Challenger Brand Example #3 - Volkswagen Beetle And The US Auto Industry
Imagine this. You're sitting in an advertising agency just 15 years after the end of the 2nd World War. The following announcement is made:
"We're going to sell a German car, commissioned by Adolf Hitler, to America."
As a creative, a planner, an account manager or even someone in the financial department, that doesn't just seem like a tall order. But then this comes along:
"The car is small. Really small. And right now, Americans love big cars."
Boom. The last semblance of hope flies out of the window. Well, not for Bill Bernbach. And not only did he succeed, but he also created an advertising campaign that changed the face of the industry and is regarded as one of the best campaigns of all time.
The power of a challenger brand is that is can undermine the power and popularity of the status quo. Big cars are the norm. Everyone loves them. Big is beautiful.
Doyle Dane Bernbach twisted that on its head. No, small is beautiful. It's cheaper. It's fuel efficient. It's extremely well-built. It's easier to park. It's reliable.
Those two words, coupled with Helmut Krone's beautifully simple layout, cut through the clutter. They made sense to the American public. The copy was witty, irreverent and honest.
It was followed by one of the bravest ads ever produced; an image of a Volkswagen Beetle with the word "Lemon," a phrase to describe a shoddy car.
The ads of the time were boastful. They wouldn't even hint at anything that was negative. But the ad was intriguing. When the consumer read more, they realized that car was one in a million. It was actually an ad about Volkswagen's high standards. And how honest? The tagline "We pluck the lemons; you get the plums" sealed the deal.

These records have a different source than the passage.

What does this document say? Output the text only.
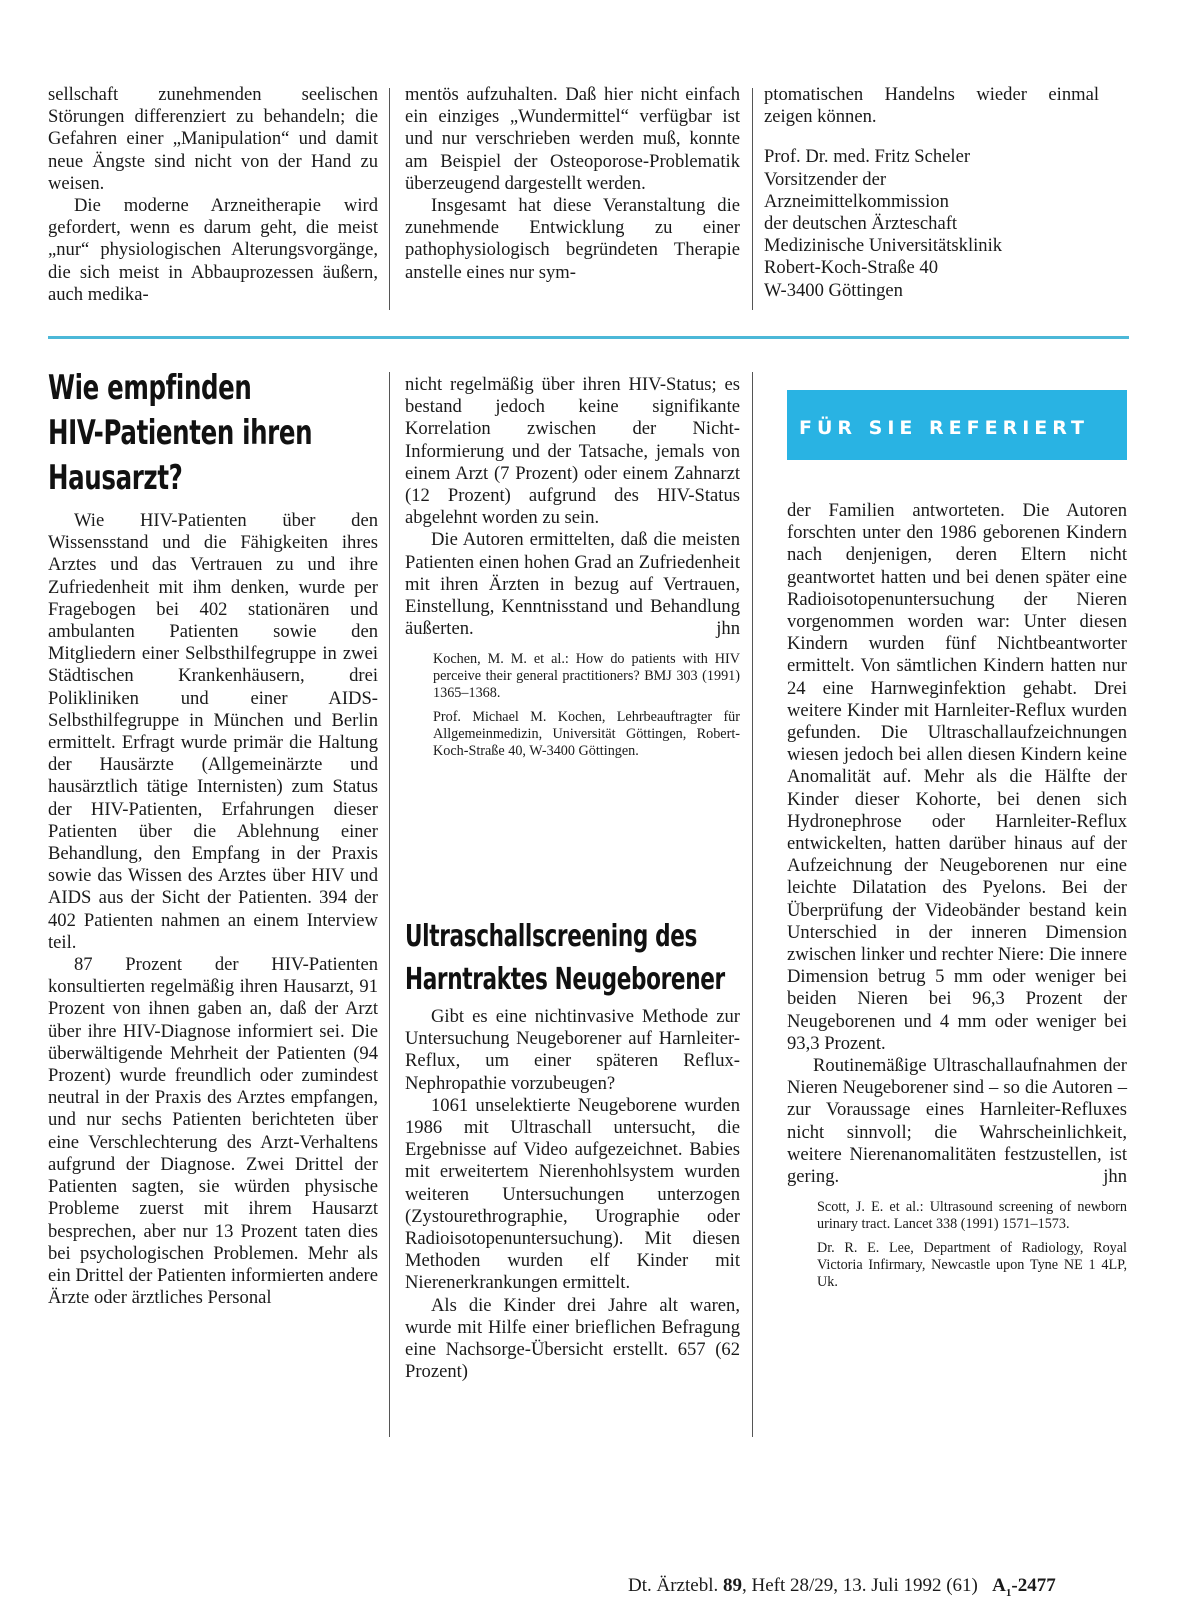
sellschaft zunehmenden seelischen Störungen differenziert zu behandeln; die Gefahren einer „Manipulation“ und damit neue Ängste sind nicht von der Hand zu weisen.

Die moderne Arzneitherapie wird gefordert, wenn es darum geht, die meist „nur“ physiologischen Alterungsvorgänge, die sich meist in Abbauprozessen äußern, auch medika-

mentös aufzuhalten. Daß hier nicht einfach ein einziges „Wundermittel“ verfügbar ist und nur verschrieben werden muß, konnte am Beispiel der Osteoporose-Problematik überzeugend dargestellt werden.

Insgesamt hat diese Veranstaltung die zunehmende Entwicklung zu einer pathophysiologisch begründeten Therapie anstelle eines nur sym-

ptomatischen Handelns wieder einmal zeigen können.

Prof. Dr. med. Fritz Scheler
Vorsitzender der
Arzneimittelkommission
der deutschen Ärzteschaft
Medizinische Universitätsklinik
Robert-Koch-Straße 40
W-3400 Göttingen
Wie empfinden
HIV-Patienten ihren
Hausarzt?

Wie HIV-Patienten über den Wissensstand und die Fähigkeiten ihres Arztes und das Vertrauen zu und ihre Zufriedenheit mit ihm denken, wurde per Fragebogen bei 402 stationären und ambulanten Patienten sowie den Mitgliedern einer Selbsthilfegruppe in zwei Städtischen Krankenhäusern, drei Polikliniken und einer AIDS-Selbsthilfegruppe in München und Berlin ermittelt. Erfragt wurde primär die Haltung der Hausärzte (Allgemeinärzte und hausärztlich tätige Internisten) zum Status der HIV-Patienten, Erfahrungen dieser Patienten über die Ablehnung einer Behandlung, den Empfang in der Praxis sowie das Wissen des Arztes über HIV und AIDS aus der Sicht der Patienten. 394 der 402 Patienten nahmen an einem Interview teil.

87 Prozent der HIV-Patienten konsultierten regelmäßig ihren Hausarzt, 91 Prozent von ihnen gaben an, daß der Arzt über ihre HIV-Diagnose informiert sei. Die überwältigende Mehrheit der Patienten (94 Prozent) wurde freundlich oder zumindest neutral in der Praxis des Arztes empfangen, und nur sechs Patienten berichteten über eine Verschlechterung des Arzt-Verhaltens aufgrund der Diagnose. Zwei Drittel der Patienten sagten, sie würden physische Probleme zuerst mit ihrem Hausarzt besprechen, aber nur 13 Prozent taten dies bei psychologischen Problemen. Mehr als ein Drittel der Patienten informierten andere Ärzte oder ärztliches Personal

nicht regelmäßig über ihren HIV-Status; es bestand jedoch keine signifikante Korrelation zwischen der Nicht-Informierung und der Tatsache, jemals von einem Arzt (7 Prozent) oder einem Zahnarzt (12 Prozent) aufgrund des HIV-Status abgelehnt worden zu sein.

Die Autoren ermittelten, daß die meisten Patienten einen hohen Grad an Zufriedenheit mit ihren Ärzten in bezug auf Vertrauen, Einstellung, Kenntnisstand und Behandlung äußerten.	jhn

Kochen, M. M. et al.: How do patients with HIV perceive their general practitioners? BMJ 303 (1991) 1365–1368.

Prof. Michael M. Kochen, Lehrbeauftragter für Allgemeinmedizin, Universität Göttingen, Robert-Koch-Straße 40, W-3400 Göttingen.

Ultraschallscreening des
Harntraktes Neugeborener

Gibt es eine nichtinvasive Methode zur Untersuchung Neugeborener auf Harnleiter-Reflux, um einer späteren Reflux-Nephropathie vorzubeugen?

1061 unselektierte Neugeborene wurden 1986 mit Ultraschall untersucht, die Ergebnisse auf Video aufgezeichnet. Babies mit erweitertem Nierenhohlsystem wurden weiteren Untersuchungen unterzogen (Zystourethrographie, Urographie oder Radioisotopenuntersuchung). Mit diesen Methoden wurden elf Kinder mit Nierenerkrankungen ermittelt.

Als die Kinder drei Jahre alt waren, wurde mit Hilfe einer brieflichen Befragung eine Nachsorge-Übersicht erstellt. 657 (62 Prozent)

FÜR SIE REFERIERT

der Familien antworteten. Die Autoren forschten unter den 1986 geborenen Kindern nach denjenigen, deren Eltern nicht geantwortet hatten und bei denen später eine Radioisotopenuntersuchung der Nieren vorgenommen worden war: Unter diesen Kindern wurden fünf Nichtbeantworter ermittelt. Von sämtlichen Kindern hatten nur 24 eine Harnweginfektion gehabt. Drei weitere Kinder mit Harnleiter-Reflux wurden gefunden. Die Ultraschallaufzeichnungen wiesen jedoch bei allen diesen Kindern keine Anomalität auf. Mehr als die Hälfte der Kinder dieser Kohorte, bei denen sich Hydronephrose oder Harnleiter-Reflux entwickelten, hatten darüber hinaus auf der Aufzeichnung der Neugeborenen nur eine leichte Dilatation des Pyelons. Bei der Überprüfung der Videobänder bestand kein Unterschied in der inneren Dimension zwischen linker und rechter Niere: Die innere Dimension betrug 5 mm oder weniger bei beiden Nieren bei 96,3 Prozent der Neugeborenen und 4 mm oder weniger bei 93,3 Prozent.

Routinemäßige Ultraschallaufnahmen der Nieren Neugeborener sind – so die Autoren – zur Voraussage eines Harnleiter-Refluxes nicht sinnvoll; die Wahrscheinlichkeit, weitere Nierenanomalitäten festzustellen, ist gering.	jhn

Scott, J. E. et al.: Ultrasound screening of newborn urinary tract. Lancet 338 (1991) 1571–1573.

Dr. R. E. Lee, Department of Radiology, Royal Victoria Infirmary, Newcastle upon Tyne NE 1 4LP, Uk.

Dt. Ärztebl. 89, Heft 28/29, 13. Juli 1992 (61) $A_1-2477$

The US auto industry didn't know what to make of them. At first, they were considered a joke. Then an annoyance. Then a competitor. Then a real threat. By 1972, just over 12 years later, the Volkswagen Beetle had gone from a virtually unknown car to the most popular car ever made (overtaking the Ford "Model T"). That's the power of advertising, and no matter how hard the other automakers tried to put it down, it only fueled the Beetle's fire.